I forgot to mention load balancers and such. We’re actually starting to look into stuff like that at work for a couple of our more mission critical servers so we don’t have to stay up till 5:00 AM before we can do work on them :slight_smile: Also like Tavis even mentioned, a multi-threaded bind would help immensly if these servers have mutliple processors, which I’m sure they do.

Thanks and hopefully this will get dns back up and working properly again.


Todd Eddy
vrillusions.com


#13

Have you looked into NSD? It claims to be WAY faster than BIND.

Here’s a comparison of a multi-threaded BIND 9 versus NSD:

Other references:

http://www.ripe.net/ripe/meetings/ripe-47/presentations/ripe47-dn-dnssec-nsd.pdf (note especially the massively different contour of the performance plots…)

http://www.generic-nic.net/sheets/practical/nameserver-en#benchmark


#14

Perhaps this is related to my issue.

My account on dream host was setup Saturday morning. My DNS info for the domain I am having them host had been waiting 2+ days already so it should have migrated through no problem. I could never log onto my domain (www.domain.com). I figured maybe it needed some more time. I then added another domain to their hosting and changed the DNS for that domain. That domain worked just fine for a few hours and then the main domain came online. Sunday I was unable to access either, and now Monday I can not access either. Anyone know of a problem? I know this can’t be a dns issue on my side as the registrars have had more then enough time to make the changes active. Any advice?


#15

I have two sites hosted by DH. Once the accounts were approved I checked to see if I could access. It took a little time but eventually I was able to access one but I’m still not able to access the other. I set one up in the a.m. and the other one in the p.m., both were approved approximately the same time (I was pleased) but I can’t for the life of me figure out why I’m not able to pull up both. Assuming that it was a DNS issue…now I’m searching other forums to make sure I didn’t miss anything :frowning:


#16

What should one do ? I have this problem with one of my domains (I have 2 domains hosted, one is OK, the other one has “disappeared”, and support keeps sending back messages “Outage resolved: No server-wide problem was found.” In the meantime, we are not getting any Emails, not possible to acess the Website).

Is there any way to “bypass” Dreamhost to reestablish the access to the Web site ? We need the Web site, it also contains wikis and MySQL databases vitals for the functioning of our company.

Enrico


#17

Dreamhost needs to add a section on their contact support page for DNS issues, not just the various server problems.


#18

I’m also having weird DNS issues.

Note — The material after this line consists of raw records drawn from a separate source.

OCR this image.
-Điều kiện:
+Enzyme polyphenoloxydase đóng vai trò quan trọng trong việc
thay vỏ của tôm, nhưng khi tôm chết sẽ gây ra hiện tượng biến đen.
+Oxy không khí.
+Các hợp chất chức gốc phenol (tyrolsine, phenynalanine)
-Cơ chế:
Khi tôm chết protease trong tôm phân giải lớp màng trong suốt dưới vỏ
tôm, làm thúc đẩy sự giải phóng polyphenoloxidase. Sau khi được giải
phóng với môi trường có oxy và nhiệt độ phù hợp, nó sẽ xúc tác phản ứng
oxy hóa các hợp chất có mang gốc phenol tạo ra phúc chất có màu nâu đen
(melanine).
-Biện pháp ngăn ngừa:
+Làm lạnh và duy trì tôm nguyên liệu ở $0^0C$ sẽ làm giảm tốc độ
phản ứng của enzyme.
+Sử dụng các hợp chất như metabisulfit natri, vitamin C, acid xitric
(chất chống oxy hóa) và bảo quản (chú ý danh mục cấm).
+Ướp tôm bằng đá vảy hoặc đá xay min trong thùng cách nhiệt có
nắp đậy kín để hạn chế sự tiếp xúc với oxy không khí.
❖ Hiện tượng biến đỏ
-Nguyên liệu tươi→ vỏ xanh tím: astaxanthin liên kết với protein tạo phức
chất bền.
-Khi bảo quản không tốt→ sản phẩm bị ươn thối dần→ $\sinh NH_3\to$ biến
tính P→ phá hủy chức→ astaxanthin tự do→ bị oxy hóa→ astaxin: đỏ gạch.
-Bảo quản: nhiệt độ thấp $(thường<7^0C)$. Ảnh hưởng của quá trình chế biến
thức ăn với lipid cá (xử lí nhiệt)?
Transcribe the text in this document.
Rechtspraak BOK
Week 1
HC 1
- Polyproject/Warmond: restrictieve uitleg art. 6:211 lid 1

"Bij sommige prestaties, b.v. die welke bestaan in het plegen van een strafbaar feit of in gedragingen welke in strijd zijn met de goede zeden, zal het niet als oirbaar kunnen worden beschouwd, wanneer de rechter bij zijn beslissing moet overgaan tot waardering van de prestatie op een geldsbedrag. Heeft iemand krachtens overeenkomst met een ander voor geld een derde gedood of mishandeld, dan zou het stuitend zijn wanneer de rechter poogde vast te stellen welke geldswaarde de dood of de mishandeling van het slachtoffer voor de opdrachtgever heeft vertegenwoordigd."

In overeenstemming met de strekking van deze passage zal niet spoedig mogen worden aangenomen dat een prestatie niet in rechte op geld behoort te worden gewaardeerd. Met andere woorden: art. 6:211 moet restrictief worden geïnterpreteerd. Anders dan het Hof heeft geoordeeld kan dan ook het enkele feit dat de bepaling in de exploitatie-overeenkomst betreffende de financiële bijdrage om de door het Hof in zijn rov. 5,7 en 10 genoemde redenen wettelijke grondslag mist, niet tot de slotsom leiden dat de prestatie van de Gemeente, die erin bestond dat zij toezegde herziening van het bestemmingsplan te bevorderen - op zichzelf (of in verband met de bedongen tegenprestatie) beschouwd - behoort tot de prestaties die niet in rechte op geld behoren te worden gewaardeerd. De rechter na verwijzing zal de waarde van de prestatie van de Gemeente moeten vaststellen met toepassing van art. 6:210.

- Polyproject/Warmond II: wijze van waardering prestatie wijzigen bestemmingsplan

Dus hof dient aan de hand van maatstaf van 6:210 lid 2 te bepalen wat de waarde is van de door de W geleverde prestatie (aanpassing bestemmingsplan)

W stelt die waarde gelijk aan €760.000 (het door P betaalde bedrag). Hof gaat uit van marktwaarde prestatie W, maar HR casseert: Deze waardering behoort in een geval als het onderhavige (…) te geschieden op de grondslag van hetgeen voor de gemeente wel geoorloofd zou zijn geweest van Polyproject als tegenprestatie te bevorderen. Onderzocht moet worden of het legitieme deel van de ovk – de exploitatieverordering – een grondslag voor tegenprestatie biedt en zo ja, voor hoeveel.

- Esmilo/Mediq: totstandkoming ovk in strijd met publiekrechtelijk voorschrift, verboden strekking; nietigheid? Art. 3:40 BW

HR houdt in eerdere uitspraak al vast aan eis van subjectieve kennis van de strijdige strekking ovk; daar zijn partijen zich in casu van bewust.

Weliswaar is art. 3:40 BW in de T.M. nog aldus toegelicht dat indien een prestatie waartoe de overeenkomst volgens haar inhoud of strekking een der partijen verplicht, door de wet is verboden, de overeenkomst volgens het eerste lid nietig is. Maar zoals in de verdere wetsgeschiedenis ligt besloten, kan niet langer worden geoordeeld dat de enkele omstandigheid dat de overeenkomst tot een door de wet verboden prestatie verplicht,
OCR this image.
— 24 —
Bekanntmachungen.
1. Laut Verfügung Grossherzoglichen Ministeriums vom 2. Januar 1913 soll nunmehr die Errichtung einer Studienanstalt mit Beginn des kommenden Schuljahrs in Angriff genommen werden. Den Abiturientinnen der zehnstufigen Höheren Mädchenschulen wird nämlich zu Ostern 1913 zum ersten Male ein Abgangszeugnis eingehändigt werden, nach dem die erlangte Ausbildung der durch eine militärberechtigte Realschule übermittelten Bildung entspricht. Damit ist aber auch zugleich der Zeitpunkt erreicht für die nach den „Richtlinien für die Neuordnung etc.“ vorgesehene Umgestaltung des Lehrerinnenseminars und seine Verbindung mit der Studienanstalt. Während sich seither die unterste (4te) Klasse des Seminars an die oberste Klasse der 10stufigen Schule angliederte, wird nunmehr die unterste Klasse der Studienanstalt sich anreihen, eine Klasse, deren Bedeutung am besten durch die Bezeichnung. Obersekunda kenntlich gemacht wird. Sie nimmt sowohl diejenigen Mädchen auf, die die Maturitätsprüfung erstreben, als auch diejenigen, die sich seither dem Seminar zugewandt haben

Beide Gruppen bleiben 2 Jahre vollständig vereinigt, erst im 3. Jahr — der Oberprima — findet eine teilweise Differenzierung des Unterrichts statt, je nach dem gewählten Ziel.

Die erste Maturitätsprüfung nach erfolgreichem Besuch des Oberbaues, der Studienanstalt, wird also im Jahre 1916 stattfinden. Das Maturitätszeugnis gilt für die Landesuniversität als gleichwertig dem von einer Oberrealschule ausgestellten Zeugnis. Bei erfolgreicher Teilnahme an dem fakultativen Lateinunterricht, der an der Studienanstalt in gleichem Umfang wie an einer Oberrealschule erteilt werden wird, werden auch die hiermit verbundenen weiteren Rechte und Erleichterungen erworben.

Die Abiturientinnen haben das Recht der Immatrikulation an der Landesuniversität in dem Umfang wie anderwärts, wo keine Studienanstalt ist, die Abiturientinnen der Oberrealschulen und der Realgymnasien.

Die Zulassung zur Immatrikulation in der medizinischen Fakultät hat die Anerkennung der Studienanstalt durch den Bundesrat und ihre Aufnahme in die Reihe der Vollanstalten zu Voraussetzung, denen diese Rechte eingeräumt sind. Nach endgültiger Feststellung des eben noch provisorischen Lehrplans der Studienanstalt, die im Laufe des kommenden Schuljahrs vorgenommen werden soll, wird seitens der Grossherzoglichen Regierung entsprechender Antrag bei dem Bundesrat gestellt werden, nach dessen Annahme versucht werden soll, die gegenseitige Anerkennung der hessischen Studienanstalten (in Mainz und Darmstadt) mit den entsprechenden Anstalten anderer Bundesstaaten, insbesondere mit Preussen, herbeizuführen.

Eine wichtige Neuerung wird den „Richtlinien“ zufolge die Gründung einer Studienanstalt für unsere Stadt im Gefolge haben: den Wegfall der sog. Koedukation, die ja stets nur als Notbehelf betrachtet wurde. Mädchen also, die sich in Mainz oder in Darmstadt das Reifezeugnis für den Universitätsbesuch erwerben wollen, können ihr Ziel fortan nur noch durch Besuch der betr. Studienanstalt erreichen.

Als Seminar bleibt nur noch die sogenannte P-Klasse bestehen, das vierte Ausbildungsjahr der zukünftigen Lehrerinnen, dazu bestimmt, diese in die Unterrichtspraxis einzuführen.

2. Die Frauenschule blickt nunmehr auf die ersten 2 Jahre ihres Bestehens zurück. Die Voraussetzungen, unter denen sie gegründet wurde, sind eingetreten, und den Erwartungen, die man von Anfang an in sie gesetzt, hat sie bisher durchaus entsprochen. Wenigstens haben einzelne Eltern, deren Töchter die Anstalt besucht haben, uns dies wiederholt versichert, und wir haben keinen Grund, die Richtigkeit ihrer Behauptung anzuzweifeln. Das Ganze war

After setting up a subdomain off my main domain, it worked fine for a few hours. I went to bed and woke up to find the site was down - DNS errors. It’s now been over 24 hours and the site is still unavailable.

DNSreport.com says:

I was unable to get an answer from the parent servers [ns1.dreamhost.com]

Needless to say I’ve put in a support request but heard nothing back…


#19

Name server outages
(Downtime)

Posted: Feb 13th, 2006 - 07:15:01 AM PST (12 mins 9 secs ago)
We’ve been having intermitten issues with our ns1 name server which caused
some sites not to resolve properly. On top of that, an ill-timed power
outage at our secondary facility in Palo Alto took out ns2 for three hours
this morning. We’re working on fixing ns1 and our Palo Alto facility has
assured us that everything is good on their end now.

We apologize for the inconvenience this has caused. If you have any
questions or concerns, don’t hesitate to contact support@dreamhost.com

The Happy Dreamhost Nameserver Fixing Team.


Get [color=#CC0000]$50 Off[/color] with promo code DAYDREAM at DreamHost.com


#20

A question: why has your support beeing denying there was any problem, rather than beeing honest and straightforward like you are beeing ? Having a problem is OK, denying it when clients ask for help is very bad. Anyway, it’s good to read you are doing something about it. We’ll see if Dreamhost support apologizes to clients.